Peace Talks (The Dresden Files, #16)(49)
“Without your support,” I said very quietly, “he has no chance at all.”
She closed her eyes and exhaled. Then she turned to me, her gaze intense, her eyes now a grey so deep that they were nearly blue, and said, “No, Harry. He still has one.”
I swallowed and said, “Oh.”
Me.
15
The Munstermobile wasn’t exactly designed for speed. It didn’t have power steering or power brakes—just power—and it got about two gallons to the mile.
I settled in for the drive back. Riley and the Machinegun Hummer Revue escorted me back to the front gates. I turned out of the estate and onto an unlit country road that would take me back to the highway. We’d reached the witching hour, and the summer night was overcast, pregnant with heat and rain that hadn’t fallen. The windows started steaming over as vampire Graceland receded behind me, and I cranked them down laboriously.
My brother was in trouble and Lara wasn’t going to be any help.
I thought furiously about how to get him out. The White Council wasn’t going to be of any use unless Lara went to them with a formal request—an action that would have to happen openly, and which Etri’s people would be sure to regard as a tacit admission of guilt regarding Thomas. Mab wouldn’t help Thomas. His only use to her was as a replacement Knight should anything happen to me, and she could have been deceiving me about that. She didn’t do things for the sake of kindness. If I was unable to show her the profit to Winter in saving my brother, she would care no more about him than about the floor she walked on.

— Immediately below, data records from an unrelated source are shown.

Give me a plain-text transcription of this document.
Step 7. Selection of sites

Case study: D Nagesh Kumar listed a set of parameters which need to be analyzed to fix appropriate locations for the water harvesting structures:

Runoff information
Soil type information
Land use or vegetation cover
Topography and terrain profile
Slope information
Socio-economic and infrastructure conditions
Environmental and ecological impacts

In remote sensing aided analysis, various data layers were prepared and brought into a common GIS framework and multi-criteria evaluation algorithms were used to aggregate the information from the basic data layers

My only two sources of diplomatic muscle weren’t going to be any help, and I was pretty sure that I couldn’t get into a fully on-alert svartalf stronghold and drag him out all by myself. That would be a suicide mission, just as Thomas’s had been. If I went in and took along friends for support, would it count as a murder-suicide?

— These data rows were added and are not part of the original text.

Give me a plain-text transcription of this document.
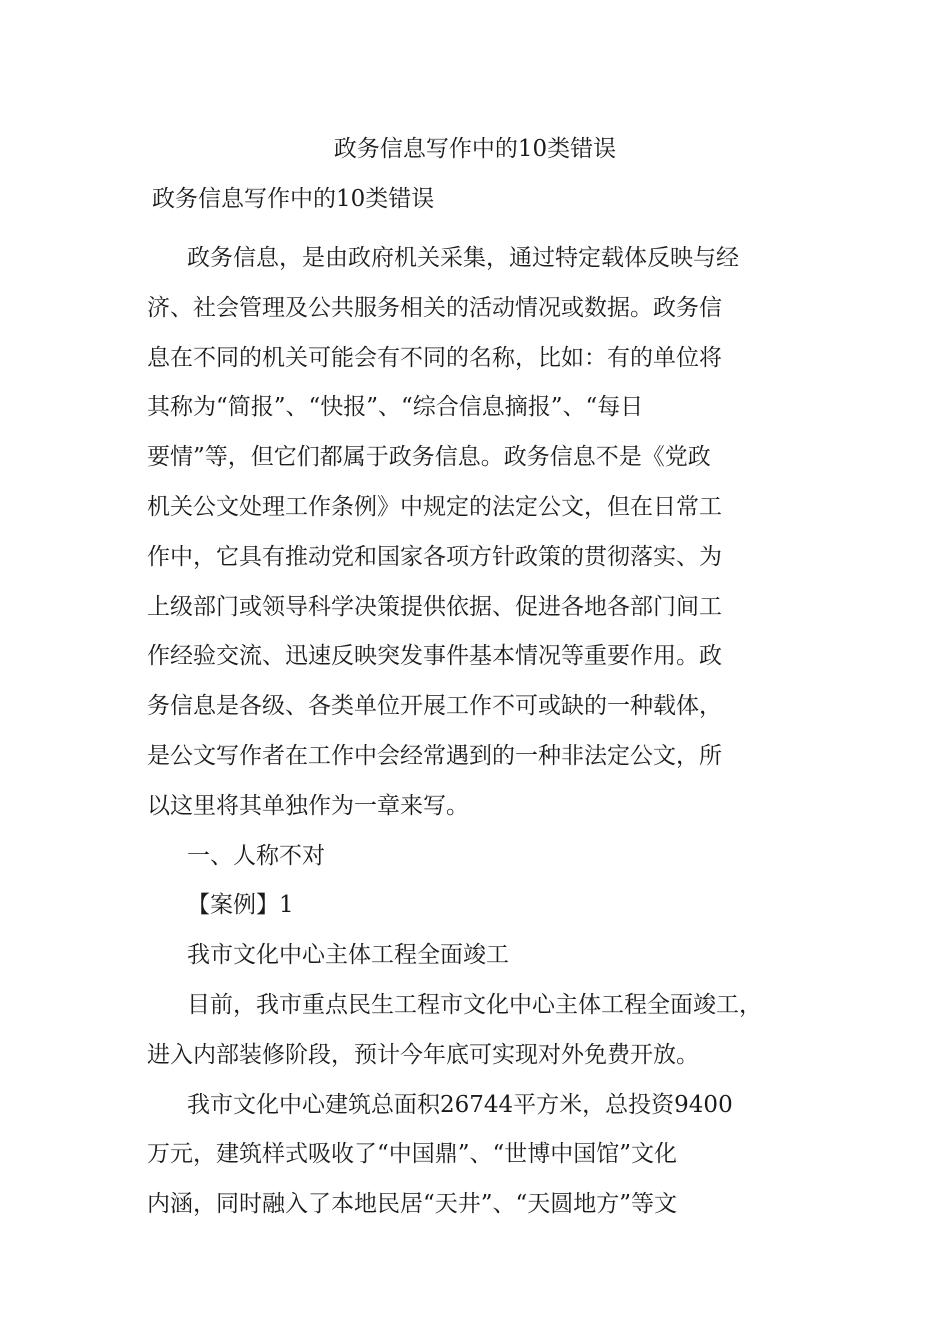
政务信息写作中的10类错误
政务信息写作中的10类错误
政务信息，是由政府机关采集，通过特定载体反映与经
济、社会管理及公共服务相关的活动情况或数据。政务信
息在不同的机关可能会有不同的名称，比如：有的单位将
其称为“简报”、“快报”、“综合信息摘报”、“每日
要情”等，但它们都属于政务信息。政务信息不是《党政
机关公文处理工作条例》中规定的法定公文，但在日常工
作中，它具有推动党和国家各项方针政策的贯彻落实、为
上级部门或领导科学决策提供依据、促进各地各部门间工
作经验交流、迅速反映突发事件基本情况等重要作用。政
务信息是各级、各类单位开展工作不可或缺的一种载体，
是公文写作者在工作中会经常遇到的一种非法定公文，所
以这里将其单独作为一章来写。
一、人称不对
【案例】1
我市文化中心主体工程全面竣工
目前，我市重点民生工程市文化中心主体工程全面竣工，
进入内部装修阶段，预计今年底可实现对外免费开放。
我市文化中心建筑总面积26744平方米，总投资9400
万元，建筑样式吸收了“中国鼎”、“世博中国馆”文化
内涵，同时融入了本地民居“天井”、“天圆地方”等文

God, I felt sick. And tired. Stupid cornerhounds. Stupid allergy meds.
What was I going to do?
My stomach rumbled. I debated hitting an all-night hamburger franchise when I got to the highway. On the one hand, my body definitely needed the fuel. On the other hand, my stomach felt like it would probably object to adding much of anything to it. I was fumbling in my pockets for a coin to flip when grey shapes loomed up in the road in front of me. I stood on the brakes and left broad swaths of rubber on the road behind me as I fought the big old car to a halt.
I wound up with the nose of the car pointing into the weeds and the headlights casting a harsh cone of white light, partly over the road and partly over the thick trees that hemmed it in.
I killed the engine and stared out the driver’s-side window at the four Wardens who barred my way.
Ramirez stood in the middle of the crew and slightly forward, leaning on his cane, his dark eyes steady. He’d have been the first one to meet bumper if I hadn’t been able to stop the car. Gone were the casual civilian clothes—he was dressed in the White Council’s version of tactical gear, complete with his grey Warden’s cloak.
To his right stood “Wild Bill” Meyers. Wild Bill had filled out a lot as he got into his late twenties, adding on the muscle and solidity of a maturing body. He’d grown his beard out, and it wasn’t all skinny and patchy like it used to be. He kind of reminded me of Grizzly Adams now. His cloak was shorter on him than it had been when we’d started the war with the Red Court—Wild Bill hadn’t been done growing yet. Rather than one of the enchanted swords most of the established Wardens carried, Wild Bill had a bowie knife he’d been working on steadily for years. It rode his belt across from a .45-70 Big Frame Revolver that weighed as much as my leg.
In the shadows cast to the left side of the road by my headlights stood Yoshimo, who refused to let anyone call her by her first name. It had taken Ramirez a couple of years to find out that it was Yukie, and I’m pretty sure she hadn’t forgiven him. She was a girl of Okinawan heritage, about five four, and she carried a katana on her hip and an assault rifle on a strap around one shoulder. She could use either of them like a Hong Kong action-movie star.
The fourth member of Ramirez’s crew stood to his left, looking steadily into my headlights. He was a slim, very dapper young man dressed in a camel-colored bespoke suit and wearing a neatly complementary bowler hat. Chandler had indulged in experimental facial hair as well, and currently sported a thick, fierce Freddie Mercury mustache. It could have looked dopey with his outfit, but Chandler being Chandler, he carried it off with panache. Maybe the strictly ornamental walking cane helped. He was the only one of the four not geared up for a fight—but then Chandler had always made it a point to uphold the forms of civilization harder than were strictly necessary.
The five of us had been through more than a little together, though Chandler had been our handler and point of contact, not usually a field guy.
None of them were smiling.
I could recognize game faces when I saw them.
Harry, I thought to myself. These kids might be here to hurt you.
I sat in the car for a moment while the engine clicked. Then I said, “In the future, you guys should probably look for a crosswalk. Or maybe an adult to hold your hand.”
“We need to talk, Harry,” Ramirez said. “Got a minute?”
I eyed him and then mused, “How’d you pull off the tracking spell?”